Advice for IT consultants

22 June,2011 by Tom Collins

IT consultants are experiencing increased demand but more competition. An interesting article in The Economist – titled “Advice for consultants”  on June 2nd 2011, offers some advice , similar to my experiences in the Database server and IT consultants  market over the last couple of years.

Demand for consultants increased since 2009

The first point they raise is demand for consultants increased since 2009. Companies are hiring consultants to assist in growth oriented activities , whereas in 2009 the focus was cost-cutting. Merging systems and technology platform roll outs.

In some ways this remains accurate.
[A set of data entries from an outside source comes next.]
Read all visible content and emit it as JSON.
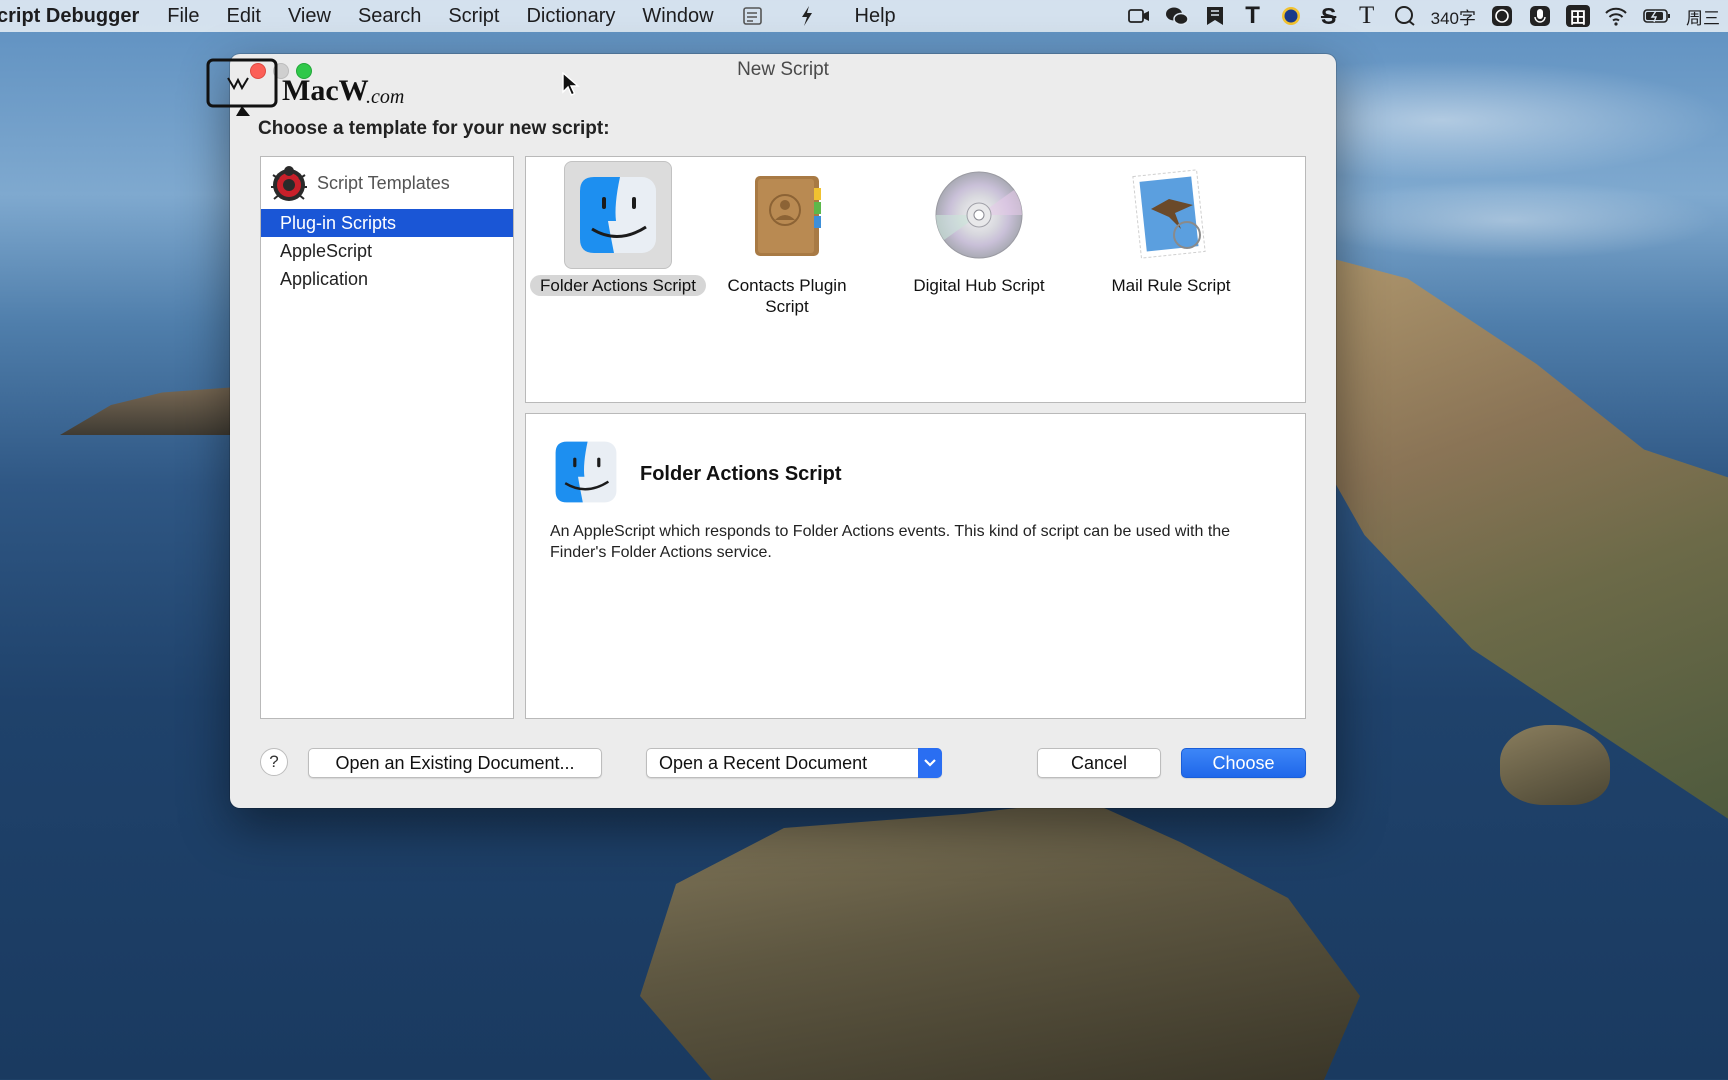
{
  "menubar": {
    "app_name": "cript Debugger",
    "items": [
      "File",
      "Edit",
      "View",
      "Search",
      "Script",
      "Dictionary",
      "Window",
      "Help"
    ],
    "status": {
      "t_letter": "T",
      "s_letter": "S",
      "t_serif": "T",
      "word_count": "340字",
      "ime_char": "田",
      "day": "周三"
    }
  },
  "watermark": {
    "brand": "MacW",
    "domain": ".com"
  },
  "dialog": {
    "title": "New Script",
    "prompt": "Choose a template for your new script:",
    "sidebar": {
      "header": "Script Templates",
      "items": [
        {
          "label": "Plug-in Scripts",
          "selected": true
        },
        {
          "label": "AppleScript",
          "selected": false
        },
        {
          "label": "Application",
          "selected": false
        }
      ]
    },
    "templates": [
      {
        "label": "Folder Actions Script",
        "icon": "finder-icon",
        "selected": true
      },
      {
        "label": "Contacts Plugin Script",
        "icon": "contacts-book-icon",
        "selected": false
      },
      {
        "label": "Digital Hub Script",
        "icon": "dvd-disc-icon",
        "selected": false
      },
      {
        "label": "Mail Rule Script",
        "icon": "mail-stamp-icon",
        "selected": false
      }
    ],
    "detail": {
      "title": "Folder Actions Script",
      "description": "An AppleScript which responds to Folder Actions events.  This kind of script can be used with the Finder's Folder Actions service."
    },
    "footer": {
      "help": "?",
      "open_existing": "Open an Existing Document...",
      "open_recent": "Open a Recent Document",
      "cancel": "Cancel",
      "choose": "Choose"
    }
  },
  "colors": {
    "accent": "#1a56d6",
    "primary_button": "#2a6ef2",
    "close": "#fc5f57",
    "zoom": "#30c84a"
  }
}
Large companies are investing in projects such as  Data Centre upgrades but in any proposal clients are demanding ways of saving money . Two examples are 1)management pressure to virtualize 2)server consolidation and licensing.

Consulting firms are diverse in nature

The second point is that consulting firms are diverse in nature. Consulting firm types are:

a) Elite Strategy Consultancies such as McKinsey & Co

b) Smaller Strategy consultancies such as A T Kearney

c)  Big Four – KPMG, Deloitte ,PwC, Ernst & Young

d) Technology Consultancies such as IBM and Hewlett-Packard

 I would add to the list smaller software companies who’ve built their reputation around a particular technology platform , such as DB2 or SQL Server. They still make a small percentage of consulting spend , but are often hired by larger consultancies

Consulting expected to grow 

The third point is strategic consulting expected to grow  1.1% by 2014 ,Operations-management consultancy expected to grow 5.5% by 2014 and IT consultants by 3.9 %


This fits in with the current trend of large IT investment , introduction of post-banking crisis systems such as Solvency 2.


Companies are oversupplied with MBA educated managers

The fourth point is companies in USA and Europe are oversupplied with MBA educated managers , many are ex consultants. These managers make the decisions when to bring in expertise.The requirement for that expertise is growing. One of the reasons is emerging markets. Another reason is “downstream” work

Adding to those reasons , I include a) integration of third party systems , such as modelling infrastructures b) infrastructure changes , particularly the trend towards restructuring IT departments to developing an Operations layers of subject matter experts, and outsourcing development. Read more on Outsourcing DBA tasks to an Offshore IT company


More Senior Consultants and less Junior Consultants 

 The fifth point is clients are requesting fewer teams of consultants comprised of juniors and seniors – but rather, less juniors and more seniors – who work alongside the existing staff

The trend is towards specialist temporary labour. Consulting is analysed in terms of value for money. The days of the Powerpoint wielding consultant are over.

 This is undeniable. Clients are far better at assessing the value of an IT consultant. IT consultants are in demand – but preference is given to consultants who can bring value from other projects i.e experience. I’ve been involved in projects where a large consultancy will swamp the project with juniors , who appeared to not do much but organise the paperwork. I’ve seen far less of this in the last couple of years.